Disclosure Language Regarding HLSS and Proposed Transactions between Ocwen and HLSS as Reported on Page 32 of Ocwen’s Form 10-Q for the Fiscal Quarter Ending June 30, 2011:

    Ocwen is pursuing a strategic opportunity that over time could significantly reduce the amount of capital we require through our relationship with a newly formed entity called Home Loan Servicing Solutions, Ltd. (HLSS). Initially formed by Ocwen’s Chairman, William C. Erbey, HLSS intends to acquire and hold MSRs and related servicing advances in a more efficient manner than is currently feasible for Ocwen. HLSS and Ocwen intend to enter into an agreement pursuant to which HLSS will purchase a substantial portion of the MSRs and related servicing advances (the Acquisition) that Ocwen acquired in connection with the HomEq Acquisition.
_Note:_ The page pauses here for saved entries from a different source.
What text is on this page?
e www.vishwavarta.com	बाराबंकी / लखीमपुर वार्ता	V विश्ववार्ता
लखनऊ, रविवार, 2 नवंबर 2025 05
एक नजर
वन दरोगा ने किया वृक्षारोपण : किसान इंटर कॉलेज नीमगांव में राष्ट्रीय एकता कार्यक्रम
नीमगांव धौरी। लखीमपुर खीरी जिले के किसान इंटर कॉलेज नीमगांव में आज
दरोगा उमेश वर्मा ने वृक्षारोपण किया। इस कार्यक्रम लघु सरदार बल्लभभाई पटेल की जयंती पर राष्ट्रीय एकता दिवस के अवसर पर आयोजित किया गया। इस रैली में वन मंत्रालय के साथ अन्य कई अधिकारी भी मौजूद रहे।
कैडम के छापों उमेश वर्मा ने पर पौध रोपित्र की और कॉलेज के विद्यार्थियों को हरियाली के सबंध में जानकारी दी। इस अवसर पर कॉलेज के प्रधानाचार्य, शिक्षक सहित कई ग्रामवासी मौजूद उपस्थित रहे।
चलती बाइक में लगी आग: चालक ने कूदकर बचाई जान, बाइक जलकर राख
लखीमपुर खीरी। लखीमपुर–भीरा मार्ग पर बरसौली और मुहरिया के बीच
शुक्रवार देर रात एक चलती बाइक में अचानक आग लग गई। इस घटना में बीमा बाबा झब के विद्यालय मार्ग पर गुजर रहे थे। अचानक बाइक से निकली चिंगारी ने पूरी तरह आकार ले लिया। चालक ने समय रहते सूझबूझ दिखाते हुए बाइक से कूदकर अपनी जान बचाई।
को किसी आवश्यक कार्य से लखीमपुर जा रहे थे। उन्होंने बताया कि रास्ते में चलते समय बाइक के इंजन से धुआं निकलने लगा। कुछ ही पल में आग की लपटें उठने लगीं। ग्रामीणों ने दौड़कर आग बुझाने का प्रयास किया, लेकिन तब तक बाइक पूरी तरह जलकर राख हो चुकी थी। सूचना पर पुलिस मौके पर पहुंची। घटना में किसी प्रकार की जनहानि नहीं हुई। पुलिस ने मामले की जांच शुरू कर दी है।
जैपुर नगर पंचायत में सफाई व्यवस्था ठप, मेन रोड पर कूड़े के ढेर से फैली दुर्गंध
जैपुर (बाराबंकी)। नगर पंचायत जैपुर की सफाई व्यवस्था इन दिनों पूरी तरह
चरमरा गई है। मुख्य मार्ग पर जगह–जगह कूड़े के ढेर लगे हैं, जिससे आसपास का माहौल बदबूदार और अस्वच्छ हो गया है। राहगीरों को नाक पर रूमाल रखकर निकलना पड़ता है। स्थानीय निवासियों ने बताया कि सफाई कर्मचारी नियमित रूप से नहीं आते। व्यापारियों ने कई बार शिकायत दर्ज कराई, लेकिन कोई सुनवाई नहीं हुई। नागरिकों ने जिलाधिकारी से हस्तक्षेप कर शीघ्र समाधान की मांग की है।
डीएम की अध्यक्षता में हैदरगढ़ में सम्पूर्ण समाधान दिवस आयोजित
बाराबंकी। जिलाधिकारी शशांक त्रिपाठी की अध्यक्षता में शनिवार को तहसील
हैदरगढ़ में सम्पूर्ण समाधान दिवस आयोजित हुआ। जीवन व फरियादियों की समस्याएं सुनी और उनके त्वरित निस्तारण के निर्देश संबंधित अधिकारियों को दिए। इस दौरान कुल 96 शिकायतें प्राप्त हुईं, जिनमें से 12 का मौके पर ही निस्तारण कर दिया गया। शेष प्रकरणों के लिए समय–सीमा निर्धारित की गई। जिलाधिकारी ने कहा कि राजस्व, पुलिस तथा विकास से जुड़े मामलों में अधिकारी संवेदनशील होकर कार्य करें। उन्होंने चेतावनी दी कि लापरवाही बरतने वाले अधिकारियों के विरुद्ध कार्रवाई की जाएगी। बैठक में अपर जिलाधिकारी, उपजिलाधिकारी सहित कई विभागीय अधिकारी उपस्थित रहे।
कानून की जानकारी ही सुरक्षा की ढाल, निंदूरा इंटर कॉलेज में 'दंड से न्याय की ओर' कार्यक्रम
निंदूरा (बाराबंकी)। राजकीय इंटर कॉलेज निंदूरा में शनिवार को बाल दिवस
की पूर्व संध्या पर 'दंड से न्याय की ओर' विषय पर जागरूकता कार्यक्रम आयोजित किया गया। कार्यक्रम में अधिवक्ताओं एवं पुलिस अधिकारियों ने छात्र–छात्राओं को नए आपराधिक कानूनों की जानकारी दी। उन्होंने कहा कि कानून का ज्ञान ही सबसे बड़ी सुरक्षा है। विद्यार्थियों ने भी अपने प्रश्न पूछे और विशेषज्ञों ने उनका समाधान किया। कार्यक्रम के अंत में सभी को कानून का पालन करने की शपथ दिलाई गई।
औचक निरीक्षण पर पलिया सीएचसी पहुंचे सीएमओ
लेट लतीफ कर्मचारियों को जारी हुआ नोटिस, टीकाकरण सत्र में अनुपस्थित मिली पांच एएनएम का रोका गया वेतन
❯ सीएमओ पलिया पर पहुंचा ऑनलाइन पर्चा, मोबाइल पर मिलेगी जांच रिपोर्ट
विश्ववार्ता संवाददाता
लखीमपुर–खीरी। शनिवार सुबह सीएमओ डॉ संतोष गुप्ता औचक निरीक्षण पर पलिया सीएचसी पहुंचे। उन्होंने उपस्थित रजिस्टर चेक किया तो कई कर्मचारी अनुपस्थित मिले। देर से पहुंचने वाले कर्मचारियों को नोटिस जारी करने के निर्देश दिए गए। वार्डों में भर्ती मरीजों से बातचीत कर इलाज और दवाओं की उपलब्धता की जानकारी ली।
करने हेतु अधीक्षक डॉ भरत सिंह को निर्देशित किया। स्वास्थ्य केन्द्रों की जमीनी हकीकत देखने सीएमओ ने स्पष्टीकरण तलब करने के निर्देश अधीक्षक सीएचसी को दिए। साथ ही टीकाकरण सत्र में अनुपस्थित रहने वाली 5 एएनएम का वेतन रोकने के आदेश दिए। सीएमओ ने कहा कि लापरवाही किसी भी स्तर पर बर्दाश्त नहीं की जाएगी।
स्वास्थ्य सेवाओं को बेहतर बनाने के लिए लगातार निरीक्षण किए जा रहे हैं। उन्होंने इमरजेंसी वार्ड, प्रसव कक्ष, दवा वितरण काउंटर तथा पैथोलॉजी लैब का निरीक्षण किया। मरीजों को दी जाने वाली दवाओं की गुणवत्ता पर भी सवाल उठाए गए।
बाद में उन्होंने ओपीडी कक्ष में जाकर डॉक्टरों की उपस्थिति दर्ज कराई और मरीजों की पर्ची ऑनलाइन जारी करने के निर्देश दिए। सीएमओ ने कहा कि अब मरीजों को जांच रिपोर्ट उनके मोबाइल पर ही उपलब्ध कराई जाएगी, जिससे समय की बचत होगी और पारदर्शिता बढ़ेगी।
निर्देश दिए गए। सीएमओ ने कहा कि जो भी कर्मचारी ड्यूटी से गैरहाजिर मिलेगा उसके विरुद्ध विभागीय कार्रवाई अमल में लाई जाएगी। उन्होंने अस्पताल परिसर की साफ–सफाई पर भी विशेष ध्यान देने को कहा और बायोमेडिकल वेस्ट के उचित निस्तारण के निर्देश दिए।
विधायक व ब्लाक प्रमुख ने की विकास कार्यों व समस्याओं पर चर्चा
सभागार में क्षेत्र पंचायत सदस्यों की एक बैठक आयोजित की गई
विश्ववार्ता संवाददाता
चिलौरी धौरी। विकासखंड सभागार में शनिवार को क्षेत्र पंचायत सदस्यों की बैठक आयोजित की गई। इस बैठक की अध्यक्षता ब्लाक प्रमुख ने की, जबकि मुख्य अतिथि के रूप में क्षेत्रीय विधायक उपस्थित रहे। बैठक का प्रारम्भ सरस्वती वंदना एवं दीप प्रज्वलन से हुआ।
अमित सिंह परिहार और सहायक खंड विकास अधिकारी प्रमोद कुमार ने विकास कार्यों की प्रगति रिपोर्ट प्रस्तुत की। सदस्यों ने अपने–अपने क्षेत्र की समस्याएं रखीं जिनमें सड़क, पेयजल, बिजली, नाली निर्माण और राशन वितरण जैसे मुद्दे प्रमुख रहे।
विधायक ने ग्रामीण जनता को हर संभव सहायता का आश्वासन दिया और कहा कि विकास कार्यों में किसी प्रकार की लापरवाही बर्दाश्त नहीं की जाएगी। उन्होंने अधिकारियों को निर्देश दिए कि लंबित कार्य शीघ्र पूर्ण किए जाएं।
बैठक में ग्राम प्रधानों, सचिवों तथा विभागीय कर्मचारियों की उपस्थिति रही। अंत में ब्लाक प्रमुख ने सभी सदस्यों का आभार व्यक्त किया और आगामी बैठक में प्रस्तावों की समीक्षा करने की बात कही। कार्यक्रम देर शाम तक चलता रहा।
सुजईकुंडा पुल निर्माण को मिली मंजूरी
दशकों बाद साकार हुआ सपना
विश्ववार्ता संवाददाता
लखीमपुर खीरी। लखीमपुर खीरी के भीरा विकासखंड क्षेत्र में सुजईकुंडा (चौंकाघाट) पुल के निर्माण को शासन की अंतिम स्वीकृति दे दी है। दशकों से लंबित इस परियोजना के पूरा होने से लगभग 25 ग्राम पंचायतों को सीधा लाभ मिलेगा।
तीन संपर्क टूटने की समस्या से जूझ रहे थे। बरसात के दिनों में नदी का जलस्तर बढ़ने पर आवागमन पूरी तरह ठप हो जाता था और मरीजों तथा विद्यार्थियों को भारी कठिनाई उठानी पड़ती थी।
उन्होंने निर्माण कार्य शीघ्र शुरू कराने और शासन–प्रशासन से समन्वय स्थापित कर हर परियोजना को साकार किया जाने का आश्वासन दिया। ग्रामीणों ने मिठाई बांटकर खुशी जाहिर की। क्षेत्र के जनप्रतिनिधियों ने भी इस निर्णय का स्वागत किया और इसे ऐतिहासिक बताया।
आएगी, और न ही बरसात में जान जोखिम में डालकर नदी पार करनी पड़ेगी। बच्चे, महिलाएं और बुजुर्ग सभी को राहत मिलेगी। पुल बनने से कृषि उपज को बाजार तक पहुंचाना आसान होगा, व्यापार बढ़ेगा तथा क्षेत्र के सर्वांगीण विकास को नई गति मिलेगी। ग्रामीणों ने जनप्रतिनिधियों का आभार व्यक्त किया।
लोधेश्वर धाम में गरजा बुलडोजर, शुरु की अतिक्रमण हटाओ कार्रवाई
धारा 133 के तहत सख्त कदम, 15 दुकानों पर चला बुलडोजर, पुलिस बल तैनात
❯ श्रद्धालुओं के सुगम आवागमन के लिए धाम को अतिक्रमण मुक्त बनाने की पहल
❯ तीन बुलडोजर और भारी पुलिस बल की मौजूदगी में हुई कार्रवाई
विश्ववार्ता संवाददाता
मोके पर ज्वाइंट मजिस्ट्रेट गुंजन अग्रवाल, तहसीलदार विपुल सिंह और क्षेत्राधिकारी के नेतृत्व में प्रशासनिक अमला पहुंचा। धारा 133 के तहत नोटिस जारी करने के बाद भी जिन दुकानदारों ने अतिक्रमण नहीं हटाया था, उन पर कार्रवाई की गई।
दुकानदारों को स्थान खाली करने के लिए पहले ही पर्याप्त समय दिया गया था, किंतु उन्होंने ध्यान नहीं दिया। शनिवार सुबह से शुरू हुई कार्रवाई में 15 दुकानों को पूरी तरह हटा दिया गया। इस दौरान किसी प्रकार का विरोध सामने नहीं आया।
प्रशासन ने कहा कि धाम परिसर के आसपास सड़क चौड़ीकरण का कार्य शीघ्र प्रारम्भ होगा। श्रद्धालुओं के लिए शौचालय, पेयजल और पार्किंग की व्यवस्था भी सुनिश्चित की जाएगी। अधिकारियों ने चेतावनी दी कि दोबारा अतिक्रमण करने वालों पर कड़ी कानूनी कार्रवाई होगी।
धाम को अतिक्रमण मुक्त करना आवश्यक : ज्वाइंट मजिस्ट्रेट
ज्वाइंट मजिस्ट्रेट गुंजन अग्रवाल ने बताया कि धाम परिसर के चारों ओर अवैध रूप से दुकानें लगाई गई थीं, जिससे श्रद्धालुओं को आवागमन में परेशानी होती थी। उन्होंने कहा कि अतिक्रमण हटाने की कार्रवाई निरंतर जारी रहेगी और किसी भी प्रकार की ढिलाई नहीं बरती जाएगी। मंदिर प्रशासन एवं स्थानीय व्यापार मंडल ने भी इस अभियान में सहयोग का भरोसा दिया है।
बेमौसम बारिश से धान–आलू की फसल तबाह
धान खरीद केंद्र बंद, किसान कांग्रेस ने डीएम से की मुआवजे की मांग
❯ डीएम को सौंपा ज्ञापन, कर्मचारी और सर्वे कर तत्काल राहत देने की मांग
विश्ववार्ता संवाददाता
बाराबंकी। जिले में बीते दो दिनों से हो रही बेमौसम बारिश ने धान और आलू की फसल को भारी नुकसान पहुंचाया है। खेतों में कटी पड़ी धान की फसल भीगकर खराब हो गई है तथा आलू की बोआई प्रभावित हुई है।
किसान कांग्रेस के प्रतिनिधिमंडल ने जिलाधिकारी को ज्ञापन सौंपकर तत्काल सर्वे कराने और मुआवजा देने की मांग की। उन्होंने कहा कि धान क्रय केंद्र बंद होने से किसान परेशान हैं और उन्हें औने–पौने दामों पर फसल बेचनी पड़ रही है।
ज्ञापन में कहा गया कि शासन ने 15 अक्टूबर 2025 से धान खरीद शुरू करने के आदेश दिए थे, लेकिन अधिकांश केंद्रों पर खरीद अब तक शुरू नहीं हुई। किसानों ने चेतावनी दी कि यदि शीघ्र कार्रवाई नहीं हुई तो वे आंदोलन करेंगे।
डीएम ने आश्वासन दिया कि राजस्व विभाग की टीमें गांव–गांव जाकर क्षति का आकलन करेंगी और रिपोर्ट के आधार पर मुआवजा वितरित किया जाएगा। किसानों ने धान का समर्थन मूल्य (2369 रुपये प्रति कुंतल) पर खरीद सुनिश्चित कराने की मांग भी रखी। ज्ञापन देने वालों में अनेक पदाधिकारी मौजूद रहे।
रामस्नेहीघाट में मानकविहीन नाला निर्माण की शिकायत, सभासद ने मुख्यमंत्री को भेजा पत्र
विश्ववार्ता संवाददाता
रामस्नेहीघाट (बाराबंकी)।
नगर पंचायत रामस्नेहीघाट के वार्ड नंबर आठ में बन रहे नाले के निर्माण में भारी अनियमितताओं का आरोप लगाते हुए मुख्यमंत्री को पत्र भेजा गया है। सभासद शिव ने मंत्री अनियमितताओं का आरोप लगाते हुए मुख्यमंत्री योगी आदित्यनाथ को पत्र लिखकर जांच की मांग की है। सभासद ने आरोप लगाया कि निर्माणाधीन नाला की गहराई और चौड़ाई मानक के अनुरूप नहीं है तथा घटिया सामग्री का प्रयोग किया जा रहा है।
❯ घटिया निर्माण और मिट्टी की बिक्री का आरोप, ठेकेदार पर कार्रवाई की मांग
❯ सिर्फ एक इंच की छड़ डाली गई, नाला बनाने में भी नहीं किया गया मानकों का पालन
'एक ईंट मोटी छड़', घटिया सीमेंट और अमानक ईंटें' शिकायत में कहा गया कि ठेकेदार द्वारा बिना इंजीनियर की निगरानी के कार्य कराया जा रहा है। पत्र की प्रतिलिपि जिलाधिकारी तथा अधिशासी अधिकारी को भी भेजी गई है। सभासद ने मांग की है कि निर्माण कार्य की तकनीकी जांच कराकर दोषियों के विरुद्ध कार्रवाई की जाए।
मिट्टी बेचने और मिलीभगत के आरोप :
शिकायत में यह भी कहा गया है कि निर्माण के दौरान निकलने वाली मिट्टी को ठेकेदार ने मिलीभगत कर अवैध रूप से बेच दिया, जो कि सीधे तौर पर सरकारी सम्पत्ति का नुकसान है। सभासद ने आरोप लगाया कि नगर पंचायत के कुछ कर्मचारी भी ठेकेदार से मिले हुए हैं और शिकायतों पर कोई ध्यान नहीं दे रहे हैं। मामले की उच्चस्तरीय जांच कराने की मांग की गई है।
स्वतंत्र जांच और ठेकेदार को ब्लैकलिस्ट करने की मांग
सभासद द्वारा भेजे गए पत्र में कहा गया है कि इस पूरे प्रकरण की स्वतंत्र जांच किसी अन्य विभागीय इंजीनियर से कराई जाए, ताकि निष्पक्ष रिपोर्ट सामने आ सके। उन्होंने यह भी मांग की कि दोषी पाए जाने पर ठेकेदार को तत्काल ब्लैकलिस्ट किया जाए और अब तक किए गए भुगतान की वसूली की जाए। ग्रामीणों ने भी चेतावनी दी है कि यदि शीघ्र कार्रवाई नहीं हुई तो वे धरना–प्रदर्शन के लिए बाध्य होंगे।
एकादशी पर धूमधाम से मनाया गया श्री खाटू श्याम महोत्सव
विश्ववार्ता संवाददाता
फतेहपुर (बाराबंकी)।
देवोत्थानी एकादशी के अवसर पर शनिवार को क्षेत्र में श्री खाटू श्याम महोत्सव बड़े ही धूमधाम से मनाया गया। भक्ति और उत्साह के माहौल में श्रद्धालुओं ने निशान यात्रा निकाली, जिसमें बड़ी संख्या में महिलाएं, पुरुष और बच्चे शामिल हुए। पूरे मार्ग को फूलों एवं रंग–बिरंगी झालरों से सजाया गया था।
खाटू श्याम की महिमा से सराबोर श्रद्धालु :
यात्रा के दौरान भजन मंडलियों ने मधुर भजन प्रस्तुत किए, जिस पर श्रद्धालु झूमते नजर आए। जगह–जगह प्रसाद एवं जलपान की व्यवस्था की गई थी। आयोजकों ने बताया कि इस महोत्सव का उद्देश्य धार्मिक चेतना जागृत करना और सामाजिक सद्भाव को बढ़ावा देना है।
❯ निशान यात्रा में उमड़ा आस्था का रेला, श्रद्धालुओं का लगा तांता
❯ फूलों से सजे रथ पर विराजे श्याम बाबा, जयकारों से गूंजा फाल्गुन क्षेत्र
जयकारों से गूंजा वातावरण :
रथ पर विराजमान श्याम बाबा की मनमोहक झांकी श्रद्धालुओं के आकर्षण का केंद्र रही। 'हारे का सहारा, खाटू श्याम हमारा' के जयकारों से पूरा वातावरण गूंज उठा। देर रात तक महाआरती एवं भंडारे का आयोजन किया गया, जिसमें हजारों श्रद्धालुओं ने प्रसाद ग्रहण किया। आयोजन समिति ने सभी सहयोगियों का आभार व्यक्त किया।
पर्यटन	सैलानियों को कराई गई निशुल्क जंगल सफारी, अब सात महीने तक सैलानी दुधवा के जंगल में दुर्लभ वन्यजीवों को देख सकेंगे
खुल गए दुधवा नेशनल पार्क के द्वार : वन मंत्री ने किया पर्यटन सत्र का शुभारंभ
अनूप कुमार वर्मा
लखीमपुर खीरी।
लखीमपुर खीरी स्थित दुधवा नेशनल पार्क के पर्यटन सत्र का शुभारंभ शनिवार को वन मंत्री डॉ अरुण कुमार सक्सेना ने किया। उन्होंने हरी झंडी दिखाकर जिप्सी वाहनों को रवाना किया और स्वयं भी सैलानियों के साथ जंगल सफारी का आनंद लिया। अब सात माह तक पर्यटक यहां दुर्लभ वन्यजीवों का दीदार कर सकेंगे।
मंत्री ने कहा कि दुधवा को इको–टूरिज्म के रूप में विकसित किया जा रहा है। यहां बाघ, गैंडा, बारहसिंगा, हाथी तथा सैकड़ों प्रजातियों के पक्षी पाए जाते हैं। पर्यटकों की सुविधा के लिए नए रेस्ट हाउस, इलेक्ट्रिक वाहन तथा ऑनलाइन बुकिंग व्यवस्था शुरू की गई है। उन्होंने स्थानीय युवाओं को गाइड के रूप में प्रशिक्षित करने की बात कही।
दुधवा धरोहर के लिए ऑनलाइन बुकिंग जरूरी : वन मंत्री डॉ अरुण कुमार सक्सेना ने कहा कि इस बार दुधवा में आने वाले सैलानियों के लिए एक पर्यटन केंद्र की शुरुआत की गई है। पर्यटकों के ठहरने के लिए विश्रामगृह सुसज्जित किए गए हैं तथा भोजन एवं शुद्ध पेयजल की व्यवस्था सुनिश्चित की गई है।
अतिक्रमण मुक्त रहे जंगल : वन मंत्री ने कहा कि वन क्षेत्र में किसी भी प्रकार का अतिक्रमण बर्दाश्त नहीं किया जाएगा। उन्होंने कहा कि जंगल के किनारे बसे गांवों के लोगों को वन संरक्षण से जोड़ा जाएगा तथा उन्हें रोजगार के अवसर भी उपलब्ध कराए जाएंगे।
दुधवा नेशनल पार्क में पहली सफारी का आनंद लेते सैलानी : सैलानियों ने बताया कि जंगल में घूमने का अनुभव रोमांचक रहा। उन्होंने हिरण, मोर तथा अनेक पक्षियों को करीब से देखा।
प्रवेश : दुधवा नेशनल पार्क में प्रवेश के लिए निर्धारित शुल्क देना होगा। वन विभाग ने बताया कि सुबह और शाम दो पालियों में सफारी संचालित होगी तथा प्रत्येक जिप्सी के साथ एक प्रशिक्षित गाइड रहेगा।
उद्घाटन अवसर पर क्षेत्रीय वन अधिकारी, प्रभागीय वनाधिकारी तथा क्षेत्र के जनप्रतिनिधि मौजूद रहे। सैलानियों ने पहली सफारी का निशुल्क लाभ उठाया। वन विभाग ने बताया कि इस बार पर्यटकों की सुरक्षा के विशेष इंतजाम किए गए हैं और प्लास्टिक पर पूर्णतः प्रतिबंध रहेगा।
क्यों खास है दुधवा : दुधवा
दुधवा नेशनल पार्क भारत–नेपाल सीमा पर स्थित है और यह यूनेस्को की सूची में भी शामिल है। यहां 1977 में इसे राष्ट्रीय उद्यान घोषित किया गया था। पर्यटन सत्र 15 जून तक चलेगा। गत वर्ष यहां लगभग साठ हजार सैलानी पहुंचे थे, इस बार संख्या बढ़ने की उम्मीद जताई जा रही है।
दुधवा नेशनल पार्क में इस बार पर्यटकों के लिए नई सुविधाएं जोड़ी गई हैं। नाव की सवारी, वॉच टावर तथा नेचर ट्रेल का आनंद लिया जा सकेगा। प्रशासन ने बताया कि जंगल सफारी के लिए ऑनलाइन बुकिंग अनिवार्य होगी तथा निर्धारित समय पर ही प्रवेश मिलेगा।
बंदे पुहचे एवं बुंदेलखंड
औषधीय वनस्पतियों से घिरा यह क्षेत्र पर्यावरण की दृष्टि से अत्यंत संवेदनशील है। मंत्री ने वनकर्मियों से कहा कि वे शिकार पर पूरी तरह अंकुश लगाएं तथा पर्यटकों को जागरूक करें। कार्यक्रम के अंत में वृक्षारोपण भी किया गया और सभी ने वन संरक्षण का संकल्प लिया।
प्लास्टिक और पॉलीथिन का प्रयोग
HLSS will also assume the related match funded liabilities under the HomEq Servicing advance facility.
 
    Ocwen has proposed a change in the structure of the Acquisition. Rather than selling the identified MSRs at the closing of the Acquisition, Ocwen now plans to sell the right to receive the servicing fees, excluding ancillary income, relating to such MSRs (Rights to MSRs). Under this structure, Ocwen would initially retain legal ownership of the MSRs and continue to service the related mortgage loans. Ocwen will be obligated to transfer legal ownership of the MSRs to HLSS once the required third party consents are obtained. The sale of the Rights to MSRs to HLSS would achieve an economic result for Ocwen substantially identical to a sale of the MSRs. All other elements of the Acquisition remain the same in all material respects, and Ocwen believes that this change will not have a material impact on the strategic or financial benefits that Ocwen anticipated it would realize from the Acquisition as originally structured.
 
    As part of the Acquisition, which HLSS intends to finance through proceeds from an initial public offering of its ordinary shares, HLSS plans to engage Ocwen to subservice the MSRs if and when the third party consents required to own the MSRs directly are obtained, and Ocwen will receive a fee for performing this function pursuant to a subservicing agreement. Ocwen may use this cash in any combination to pay down debt, repurchase stock or purchase additional MSRs. Ocwen expects that the reduction in the equity required to run Ocwen’s servicing business will be relatively greater than the reduction in net income, thus improving the return on equity of its servicing business.
 
    HLSS may acquire additional MSRs or rights similar to the Rights to MSRs from Ocwen and enter into related subservicing arrangements with Ocwen in the future. HLSS may also acquire MSRs from third parties which could increase the benefit of this strategy to Ocwen by boosting the size of its subservicing portfolio with little or no capital requirement on the part of Ocwen if HLSS chooses to engage Ocwen as a subservicer on these acquisitions. If HLSS is successful in acquiring all or most of Ocwen’s portfolio of MSRs, Ocwen could evolve over time into a “capital-light” fee-for-service business. Ocwen cannot assure you that it will consummate the sale of MSRs or Rights to MSRs to HLSS, or that HLSS will continue to engage Ocwen as subservicer. Any Rights to MSRs to be acquired in the Acquisition and in any subsequent acquisitions will be subject to customary closing conditions.